Alice Miller n’est plus là, mais il nous reste ses livres, il nous reste son site dont j’espère que Brigitte Oriol va continuer à s’occuper. Ne serait-il pas possible que des lecteurs et lectrices d’Alice Miller entreprennent, avec l'accord de Brigitte Oriol, de traduire les articles de ce site dans le maximum de langues possible pour que la pensée d’Alice Miller devienne accessible à tous et se répande plus largement encore que lorsqu’elle était encore là ?

Olivier Maurel

Lire la traduction en anglais de cet article :A Tribute to Alice Miller.
Lire la traduction en italien sur le site Non Togliermi il Sorriso, qui publie aussi cet hommage : Ciao Alice et la traduction de nombreux articles d'Alice Miller.

A lire également (en anglais) sur le site Project NoSpank :
un article paru dans The New York Times dès le 26 avril 2010.


L'œuvre d'Alice Miller

Le Drame de l'enfant doué, C'est pour ton bien, L'Enfant sous terreur, La Connaissance interdite, Abattre le mur du silence, Libres de savoir sont parmi les plus connus des livres d'Alice Miller. Aujourd'hui plus que jamais, nous voulons rappeler l'importance de ces ouvrages qui resteront un témoignage formidable de son engagement contre l'abus et la maltraitance des enfants.

Le site d'Alice Miller est également une source d'information incontournable sur la violence éducative, les souffrances de l'enfance et leurs conséquences sur toute notre vie.
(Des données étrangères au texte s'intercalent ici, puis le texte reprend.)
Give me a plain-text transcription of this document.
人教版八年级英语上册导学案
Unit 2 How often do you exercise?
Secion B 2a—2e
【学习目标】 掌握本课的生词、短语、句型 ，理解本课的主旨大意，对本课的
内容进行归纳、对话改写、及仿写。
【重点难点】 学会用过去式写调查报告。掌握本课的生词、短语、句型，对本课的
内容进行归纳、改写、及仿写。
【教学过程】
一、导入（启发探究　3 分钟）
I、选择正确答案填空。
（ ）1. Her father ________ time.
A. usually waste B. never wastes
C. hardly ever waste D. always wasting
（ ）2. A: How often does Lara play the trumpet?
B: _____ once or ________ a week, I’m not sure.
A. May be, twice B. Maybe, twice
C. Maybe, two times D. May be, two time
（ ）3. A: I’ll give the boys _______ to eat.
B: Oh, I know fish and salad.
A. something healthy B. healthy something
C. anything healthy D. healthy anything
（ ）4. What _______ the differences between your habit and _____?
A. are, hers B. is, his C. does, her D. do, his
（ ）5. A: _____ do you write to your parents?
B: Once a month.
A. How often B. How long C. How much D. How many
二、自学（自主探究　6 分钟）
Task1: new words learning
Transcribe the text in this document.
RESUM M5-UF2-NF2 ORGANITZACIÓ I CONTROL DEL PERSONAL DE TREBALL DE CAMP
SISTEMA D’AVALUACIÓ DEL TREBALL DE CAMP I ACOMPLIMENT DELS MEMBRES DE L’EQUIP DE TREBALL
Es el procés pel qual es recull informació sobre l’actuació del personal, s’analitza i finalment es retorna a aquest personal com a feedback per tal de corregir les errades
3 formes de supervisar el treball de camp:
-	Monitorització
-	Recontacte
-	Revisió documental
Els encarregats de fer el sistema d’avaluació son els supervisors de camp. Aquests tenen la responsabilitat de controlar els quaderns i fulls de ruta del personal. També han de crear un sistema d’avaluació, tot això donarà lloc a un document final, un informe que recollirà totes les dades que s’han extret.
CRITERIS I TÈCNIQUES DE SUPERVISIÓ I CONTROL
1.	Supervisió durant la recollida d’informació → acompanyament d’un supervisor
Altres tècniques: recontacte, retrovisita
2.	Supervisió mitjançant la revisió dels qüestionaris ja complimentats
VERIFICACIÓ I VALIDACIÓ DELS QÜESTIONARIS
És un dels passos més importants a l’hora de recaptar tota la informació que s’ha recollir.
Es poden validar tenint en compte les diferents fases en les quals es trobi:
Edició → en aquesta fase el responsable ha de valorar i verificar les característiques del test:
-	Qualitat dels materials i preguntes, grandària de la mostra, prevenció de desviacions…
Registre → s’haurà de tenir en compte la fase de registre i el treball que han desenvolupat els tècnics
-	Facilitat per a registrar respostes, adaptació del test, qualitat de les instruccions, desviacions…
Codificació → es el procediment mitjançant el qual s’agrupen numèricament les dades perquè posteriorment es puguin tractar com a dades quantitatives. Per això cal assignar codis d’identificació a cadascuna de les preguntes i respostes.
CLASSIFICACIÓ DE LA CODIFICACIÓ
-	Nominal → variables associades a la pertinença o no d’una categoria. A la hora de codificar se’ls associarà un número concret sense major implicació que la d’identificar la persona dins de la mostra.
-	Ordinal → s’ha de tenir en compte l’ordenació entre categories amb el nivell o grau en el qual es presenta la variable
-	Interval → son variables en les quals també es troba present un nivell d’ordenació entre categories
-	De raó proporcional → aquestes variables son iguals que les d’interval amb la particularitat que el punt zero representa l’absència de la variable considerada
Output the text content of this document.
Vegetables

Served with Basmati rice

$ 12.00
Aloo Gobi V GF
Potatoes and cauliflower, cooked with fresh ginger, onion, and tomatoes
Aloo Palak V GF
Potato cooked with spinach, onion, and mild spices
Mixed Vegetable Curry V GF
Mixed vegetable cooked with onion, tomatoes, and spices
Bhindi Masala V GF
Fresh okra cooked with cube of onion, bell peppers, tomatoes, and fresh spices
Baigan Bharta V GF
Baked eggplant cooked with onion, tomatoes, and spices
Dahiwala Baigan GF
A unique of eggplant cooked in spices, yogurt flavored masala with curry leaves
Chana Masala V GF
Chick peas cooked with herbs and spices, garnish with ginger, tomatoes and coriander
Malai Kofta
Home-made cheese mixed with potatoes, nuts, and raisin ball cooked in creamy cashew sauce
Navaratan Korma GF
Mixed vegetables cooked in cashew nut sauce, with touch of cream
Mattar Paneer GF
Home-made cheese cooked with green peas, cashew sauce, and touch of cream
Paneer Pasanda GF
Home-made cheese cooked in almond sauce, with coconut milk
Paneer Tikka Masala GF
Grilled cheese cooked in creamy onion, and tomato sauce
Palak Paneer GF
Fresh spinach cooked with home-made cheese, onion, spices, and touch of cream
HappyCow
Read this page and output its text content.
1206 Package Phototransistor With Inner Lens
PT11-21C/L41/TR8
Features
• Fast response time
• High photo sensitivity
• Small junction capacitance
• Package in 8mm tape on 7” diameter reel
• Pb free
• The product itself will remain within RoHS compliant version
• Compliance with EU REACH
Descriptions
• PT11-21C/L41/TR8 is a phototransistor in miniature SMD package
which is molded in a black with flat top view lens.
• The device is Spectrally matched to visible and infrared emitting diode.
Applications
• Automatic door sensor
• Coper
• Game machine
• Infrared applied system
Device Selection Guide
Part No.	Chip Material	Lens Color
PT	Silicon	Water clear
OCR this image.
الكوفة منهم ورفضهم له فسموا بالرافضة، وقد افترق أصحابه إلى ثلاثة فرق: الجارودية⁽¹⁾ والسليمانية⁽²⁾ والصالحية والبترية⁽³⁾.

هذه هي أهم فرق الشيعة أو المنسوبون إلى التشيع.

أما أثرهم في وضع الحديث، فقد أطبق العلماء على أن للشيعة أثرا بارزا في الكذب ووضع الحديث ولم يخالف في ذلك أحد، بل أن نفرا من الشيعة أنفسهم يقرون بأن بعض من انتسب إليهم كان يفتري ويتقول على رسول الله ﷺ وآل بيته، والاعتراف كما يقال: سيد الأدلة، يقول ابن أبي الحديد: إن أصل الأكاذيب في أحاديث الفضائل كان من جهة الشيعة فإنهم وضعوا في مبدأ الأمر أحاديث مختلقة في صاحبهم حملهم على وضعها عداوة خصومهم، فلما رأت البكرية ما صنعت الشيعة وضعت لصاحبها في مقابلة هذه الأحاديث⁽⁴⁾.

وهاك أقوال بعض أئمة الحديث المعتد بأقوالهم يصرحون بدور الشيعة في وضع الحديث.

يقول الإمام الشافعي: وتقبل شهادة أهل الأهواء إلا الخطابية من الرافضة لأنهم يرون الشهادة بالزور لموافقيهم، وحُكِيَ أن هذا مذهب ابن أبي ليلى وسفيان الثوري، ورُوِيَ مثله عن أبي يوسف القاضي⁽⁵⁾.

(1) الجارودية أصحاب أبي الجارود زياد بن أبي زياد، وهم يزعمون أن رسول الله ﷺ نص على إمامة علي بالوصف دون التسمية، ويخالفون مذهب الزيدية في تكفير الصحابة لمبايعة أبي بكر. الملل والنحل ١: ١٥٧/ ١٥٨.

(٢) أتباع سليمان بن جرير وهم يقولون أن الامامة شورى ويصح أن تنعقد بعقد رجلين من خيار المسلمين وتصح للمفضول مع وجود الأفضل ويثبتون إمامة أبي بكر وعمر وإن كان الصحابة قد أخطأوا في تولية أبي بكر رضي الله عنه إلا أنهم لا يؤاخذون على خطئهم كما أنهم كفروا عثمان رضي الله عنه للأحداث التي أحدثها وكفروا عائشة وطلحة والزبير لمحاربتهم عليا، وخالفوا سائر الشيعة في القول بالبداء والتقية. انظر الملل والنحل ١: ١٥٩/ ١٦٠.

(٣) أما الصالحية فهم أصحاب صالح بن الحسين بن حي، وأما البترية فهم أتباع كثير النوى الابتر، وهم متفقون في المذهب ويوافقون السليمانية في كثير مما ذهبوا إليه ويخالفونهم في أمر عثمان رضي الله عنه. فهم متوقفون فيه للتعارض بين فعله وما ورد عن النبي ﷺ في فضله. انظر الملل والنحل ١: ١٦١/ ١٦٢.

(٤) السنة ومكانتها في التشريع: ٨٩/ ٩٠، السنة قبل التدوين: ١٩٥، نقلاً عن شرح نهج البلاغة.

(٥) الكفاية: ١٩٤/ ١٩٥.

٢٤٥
Vous y trouverez des témoignages reçus de lecteurs et ses réponses et de nombreux articles tels que : Dire la vérité aux enfants, A propos du pardon, Le rôle décisif des témoins lucides dans notre société, La dépression ou l'art de se leurrer, Qu'est-ce que la haine ?, D'où vient le mal dans le monde et comment se génère-t-il, qui sont parmi les plus représentatifs de ses recherches.

Sur notre site, vous pouvez également lire un extrait de C'est pour ton bien : Existe-t-il une « pédagogie blanche » ?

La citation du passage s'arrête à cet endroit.